Swan neck lesions are characterized by thinning of the tubular epithelial cells and progression to glomerulo-tubular disconnection, leading to formation of atubular glomeruli. Disconnection of glomeruli from the tubules leads to failure of filtration from that nephron. Widespread atubular glomeruli result in progressive failure of filtration. Progressive formation of atubular glomeruli may explain slow progression to end-stage renal disease.

A cystinotic kidney manifests different stages of destruction, depending on the stage of chronic kidney injury. Giant cell transformation of the glomerular visceral epithelium with occasional peculiar "dark" cells (unique to the cystinotic kidney) and cytoplasmic inclusions may be seen. Hyperplasia and hypertrophy of the juxtaglomerular apparatus may correlate with functional alterations of the renin-angiotensin system. With the help of polarizer attachment to the light microscope, birefringent rectangular to polygonal crystals of cystine are readily apparent, especially in interstitial cells, but they have also been observed in glomerular and tubular cells.

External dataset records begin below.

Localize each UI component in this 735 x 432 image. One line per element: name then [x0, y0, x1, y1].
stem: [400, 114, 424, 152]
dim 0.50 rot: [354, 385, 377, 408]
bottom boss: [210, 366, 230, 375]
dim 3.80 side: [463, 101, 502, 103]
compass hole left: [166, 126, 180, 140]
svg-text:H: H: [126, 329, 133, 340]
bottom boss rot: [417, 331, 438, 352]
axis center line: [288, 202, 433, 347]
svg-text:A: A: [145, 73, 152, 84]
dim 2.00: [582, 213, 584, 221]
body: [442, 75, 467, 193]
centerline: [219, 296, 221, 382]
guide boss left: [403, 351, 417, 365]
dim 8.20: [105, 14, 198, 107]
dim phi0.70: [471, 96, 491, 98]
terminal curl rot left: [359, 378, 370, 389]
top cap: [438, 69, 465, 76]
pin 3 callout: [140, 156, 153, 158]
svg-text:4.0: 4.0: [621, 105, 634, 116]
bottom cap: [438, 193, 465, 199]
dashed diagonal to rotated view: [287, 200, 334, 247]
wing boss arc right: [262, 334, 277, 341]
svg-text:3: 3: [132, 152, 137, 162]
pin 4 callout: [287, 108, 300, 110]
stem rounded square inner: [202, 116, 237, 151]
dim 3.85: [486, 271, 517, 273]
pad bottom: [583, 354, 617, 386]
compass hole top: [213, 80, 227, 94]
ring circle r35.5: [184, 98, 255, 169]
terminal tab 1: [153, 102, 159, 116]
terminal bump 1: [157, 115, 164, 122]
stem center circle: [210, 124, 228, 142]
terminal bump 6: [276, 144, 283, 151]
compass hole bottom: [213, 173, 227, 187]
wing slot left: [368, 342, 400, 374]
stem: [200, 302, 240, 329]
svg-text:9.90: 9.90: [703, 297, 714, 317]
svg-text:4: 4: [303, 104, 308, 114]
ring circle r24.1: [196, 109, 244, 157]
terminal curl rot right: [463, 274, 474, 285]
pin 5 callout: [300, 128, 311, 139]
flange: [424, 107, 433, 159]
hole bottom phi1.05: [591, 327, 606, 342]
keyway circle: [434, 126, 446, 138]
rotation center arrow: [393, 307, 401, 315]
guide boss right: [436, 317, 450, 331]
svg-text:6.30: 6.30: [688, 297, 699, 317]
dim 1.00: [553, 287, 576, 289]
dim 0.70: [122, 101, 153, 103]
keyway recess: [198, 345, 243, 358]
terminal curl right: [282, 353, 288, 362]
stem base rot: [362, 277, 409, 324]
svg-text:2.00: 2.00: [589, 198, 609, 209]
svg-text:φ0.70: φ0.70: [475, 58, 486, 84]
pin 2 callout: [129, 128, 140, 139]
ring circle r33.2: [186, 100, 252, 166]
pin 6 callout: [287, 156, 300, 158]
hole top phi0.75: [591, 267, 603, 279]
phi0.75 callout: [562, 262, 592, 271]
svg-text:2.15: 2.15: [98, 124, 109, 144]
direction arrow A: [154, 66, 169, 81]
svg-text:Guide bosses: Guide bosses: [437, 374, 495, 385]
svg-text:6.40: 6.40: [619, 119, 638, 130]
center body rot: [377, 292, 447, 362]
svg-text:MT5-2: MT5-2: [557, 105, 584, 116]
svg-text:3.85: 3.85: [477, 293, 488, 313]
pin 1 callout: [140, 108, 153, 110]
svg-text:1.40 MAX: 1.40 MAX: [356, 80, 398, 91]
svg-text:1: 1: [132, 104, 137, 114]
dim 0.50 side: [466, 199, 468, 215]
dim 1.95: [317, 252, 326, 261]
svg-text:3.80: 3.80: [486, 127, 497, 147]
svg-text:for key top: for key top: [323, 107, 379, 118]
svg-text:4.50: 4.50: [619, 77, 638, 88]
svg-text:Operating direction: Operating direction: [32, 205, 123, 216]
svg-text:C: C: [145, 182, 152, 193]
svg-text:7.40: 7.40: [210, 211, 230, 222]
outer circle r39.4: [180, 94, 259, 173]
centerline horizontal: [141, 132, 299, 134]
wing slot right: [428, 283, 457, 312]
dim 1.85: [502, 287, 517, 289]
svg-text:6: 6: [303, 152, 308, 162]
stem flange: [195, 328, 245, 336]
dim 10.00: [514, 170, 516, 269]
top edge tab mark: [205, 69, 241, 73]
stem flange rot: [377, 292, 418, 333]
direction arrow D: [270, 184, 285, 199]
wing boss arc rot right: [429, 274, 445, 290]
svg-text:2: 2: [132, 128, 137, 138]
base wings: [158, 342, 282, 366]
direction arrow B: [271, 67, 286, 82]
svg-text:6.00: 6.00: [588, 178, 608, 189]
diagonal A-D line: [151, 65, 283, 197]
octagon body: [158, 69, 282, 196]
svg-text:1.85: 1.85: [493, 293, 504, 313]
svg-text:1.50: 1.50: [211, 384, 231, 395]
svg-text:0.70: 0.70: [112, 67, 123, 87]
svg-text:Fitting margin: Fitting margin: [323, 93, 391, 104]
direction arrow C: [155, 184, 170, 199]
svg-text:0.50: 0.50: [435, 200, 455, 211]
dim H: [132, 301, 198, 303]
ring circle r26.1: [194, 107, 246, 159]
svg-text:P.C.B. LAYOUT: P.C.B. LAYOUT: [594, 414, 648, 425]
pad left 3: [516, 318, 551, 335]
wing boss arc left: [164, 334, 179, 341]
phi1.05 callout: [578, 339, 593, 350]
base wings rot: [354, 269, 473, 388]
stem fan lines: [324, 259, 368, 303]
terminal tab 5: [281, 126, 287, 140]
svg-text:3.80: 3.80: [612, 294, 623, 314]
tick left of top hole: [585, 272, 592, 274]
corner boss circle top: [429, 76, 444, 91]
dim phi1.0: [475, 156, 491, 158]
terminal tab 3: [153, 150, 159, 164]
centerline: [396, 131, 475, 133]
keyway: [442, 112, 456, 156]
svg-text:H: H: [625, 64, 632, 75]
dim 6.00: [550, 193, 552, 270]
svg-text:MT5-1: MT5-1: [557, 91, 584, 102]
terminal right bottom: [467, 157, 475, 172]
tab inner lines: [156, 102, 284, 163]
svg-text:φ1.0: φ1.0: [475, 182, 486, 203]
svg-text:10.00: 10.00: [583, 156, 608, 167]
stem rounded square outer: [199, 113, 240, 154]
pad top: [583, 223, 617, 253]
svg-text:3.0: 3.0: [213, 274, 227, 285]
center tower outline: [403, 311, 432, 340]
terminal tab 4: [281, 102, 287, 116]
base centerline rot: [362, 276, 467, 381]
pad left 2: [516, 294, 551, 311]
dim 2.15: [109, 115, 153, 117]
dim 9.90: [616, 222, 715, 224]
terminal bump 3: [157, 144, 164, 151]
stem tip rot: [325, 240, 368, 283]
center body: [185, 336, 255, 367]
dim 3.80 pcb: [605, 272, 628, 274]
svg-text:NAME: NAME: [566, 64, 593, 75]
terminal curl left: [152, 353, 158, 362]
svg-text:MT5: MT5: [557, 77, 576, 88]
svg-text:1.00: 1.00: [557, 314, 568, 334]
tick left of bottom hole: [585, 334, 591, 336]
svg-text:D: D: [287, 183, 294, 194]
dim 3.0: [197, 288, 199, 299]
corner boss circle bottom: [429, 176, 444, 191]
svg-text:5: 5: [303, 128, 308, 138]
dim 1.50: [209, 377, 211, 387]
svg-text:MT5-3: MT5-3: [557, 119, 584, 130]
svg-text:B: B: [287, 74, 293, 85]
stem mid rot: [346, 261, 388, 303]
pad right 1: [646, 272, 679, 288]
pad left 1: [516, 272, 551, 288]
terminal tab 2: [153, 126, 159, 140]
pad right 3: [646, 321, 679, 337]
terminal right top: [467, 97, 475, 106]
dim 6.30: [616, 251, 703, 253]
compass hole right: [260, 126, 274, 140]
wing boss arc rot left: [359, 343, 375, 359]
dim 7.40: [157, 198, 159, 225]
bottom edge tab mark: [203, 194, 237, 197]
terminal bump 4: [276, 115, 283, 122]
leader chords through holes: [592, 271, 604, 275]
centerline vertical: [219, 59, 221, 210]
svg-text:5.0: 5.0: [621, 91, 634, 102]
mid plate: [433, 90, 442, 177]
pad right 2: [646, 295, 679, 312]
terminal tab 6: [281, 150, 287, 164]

Later in the course of cystinosis, in the uremic phase, varying degrees of global and segmental sclerosis, tubular atrophy and degeneration, chronic interstitial nephritis, interstitial fibrosis, and abundant crystal deposition are pronounced. The kidneys are small, echodense, and have a tendency to form cysts. Kidneys from patients with late-onset nephropathic disease resemble those with advanced changes in the infantile form.

In order to see cystine crystals, the biopsy sample must be fixed in ethanol, not in an aqueous solution, because water dilutes crystals. In general, a kidney biopsy is not necessary in cystinosis, unless the renal disease deviates from the expected course.

Kidneys from patients with benign adult cystinosis do not demonstrate any abnormalities.